# Costa Mesa / OC CA



## yestotom (Oct 29, 2009)

Me: Gen Xer. Moved to Socal from Michigan 3 years ago and haven't played D&D since. Used to play 3.5 with a really good, laid-back fun group of friends (all of whom met through our group). In my job here and with a 2-year old, though, I just cannot make it to a weekly game, and probably would run into some problems with every other week.

I want to join or start a D&D gaming group with other busy people who want to get their D&D fix but can't commit to anything too regular. I am thinking of a group that would meet for one or two longer sessions up front, then maybe play in person once a month, filling in the pieces with some play-by-post and maybe an occasional online session. I am open to other ideas.
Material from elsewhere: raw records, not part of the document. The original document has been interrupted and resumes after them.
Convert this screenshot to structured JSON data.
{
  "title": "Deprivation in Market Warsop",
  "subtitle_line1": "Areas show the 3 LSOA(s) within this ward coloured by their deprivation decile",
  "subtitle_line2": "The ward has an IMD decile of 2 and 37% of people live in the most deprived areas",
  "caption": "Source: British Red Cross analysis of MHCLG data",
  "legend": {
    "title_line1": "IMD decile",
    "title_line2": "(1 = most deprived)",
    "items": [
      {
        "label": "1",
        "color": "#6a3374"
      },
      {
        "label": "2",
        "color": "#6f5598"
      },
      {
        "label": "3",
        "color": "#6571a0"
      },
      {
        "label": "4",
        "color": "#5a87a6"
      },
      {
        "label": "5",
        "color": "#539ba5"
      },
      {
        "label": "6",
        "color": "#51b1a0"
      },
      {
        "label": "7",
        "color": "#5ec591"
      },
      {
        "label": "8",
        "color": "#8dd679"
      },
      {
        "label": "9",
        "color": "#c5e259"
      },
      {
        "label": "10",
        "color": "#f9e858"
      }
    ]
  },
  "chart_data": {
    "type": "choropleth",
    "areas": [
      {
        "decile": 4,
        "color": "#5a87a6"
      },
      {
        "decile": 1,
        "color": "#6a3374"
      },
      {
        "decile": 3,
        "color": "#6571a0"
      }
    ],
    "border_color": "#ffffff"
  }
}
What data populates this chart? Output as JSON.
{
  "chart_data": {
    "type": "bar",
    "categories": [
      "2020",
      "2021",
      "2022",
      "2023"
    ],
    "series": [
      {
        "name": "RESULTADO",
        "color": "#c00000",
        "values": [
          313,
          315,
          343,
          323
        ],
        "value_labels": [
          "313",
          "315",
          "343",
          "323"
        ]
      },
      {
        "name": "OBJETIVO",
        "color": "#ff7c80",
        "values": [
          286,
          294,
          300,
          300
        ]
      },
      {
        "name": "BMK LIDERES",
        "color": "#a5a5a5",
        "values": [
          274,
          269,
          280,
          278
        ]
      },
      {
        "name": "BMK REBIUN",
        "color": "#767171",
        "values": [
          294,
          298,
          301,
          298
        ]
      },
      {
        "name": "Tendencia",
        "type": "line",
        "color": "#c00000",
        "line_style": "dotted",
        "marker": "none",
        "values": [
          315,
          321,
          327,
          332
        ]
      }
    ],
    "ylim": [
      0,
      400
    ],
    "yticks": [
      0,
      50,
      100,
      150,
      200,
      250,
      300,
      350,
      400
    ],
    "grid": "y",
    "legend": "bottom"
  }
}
I have never played 4ed but would like to give it a try. However, 3.5 is old hat and would be welcome too. I live in Costa Mesa and could maybe host some of the games at my place. But for only playing in-person once a month, a bit of a drive wouldn't be a problem.

This is a concept in progress so please throw in some ideas if you are interested, or might be interested. Ideally, I would like to start playing some time over the holidays because I will have some leave to use and can be flexible in arranging the first couple of game sessions.


----------



## Aeric (Oct 31, 2009)

Do you DM?  If so, I may have just what you're looking for.

My group disbanded when we ran out of people willing to run games; two of them (husband and wife) live in Costa Mesa, and they would usually host, so the rest of us are used to the commute.  There were/are five of us; two are veteran gamers and three are fairly new (started gaming with 4E).  I know of at least one other person who is hungry to game again, too, and she is a vet.  Ages range from mid 20s to mid 30s, and we all have similarly busy lives, so the schedule wouldn't be an issue.

If you're up for running a game for a group of strangers, let me know and I'll run it by the others.


----------



## yestotom (Oct 31, 2009)

This sounds good! I sent you a private message with my e-mail contact info.


----------



## yestotom (Nov 11, 2009)

It looks like we now have a group of 4....enough to start a game soon. If anyone else wants to join in, just let me know.


----------



## Juantnsoup (Nov 12, 2009)

*AD&D 2nd Ed in Inland Empire*

If it interests any of you, I started a new 2nd Ed campaign in the Norco/Corona area (new Riverside). We started 11/7 and next meeting is for 11/21. We are playing the Greyhawk Post Wars Campaign starting in 585 CY
So far 3 of us, we are talking to a potential 2-3 other players, but nothing confirmed with them. Prefer experienced players but open to anyone that holds a real interest in playing a more classic Gary Gygax style of AD&D with many of the upgrades of 2nd Edition. 
We have an awesome 2nd Ed room with all the perks; tons of minis, just about all of the books, and some 3D settings. We will be playing many of the classic AD&D modules and I will be updating them to fit within the campaign setting


----------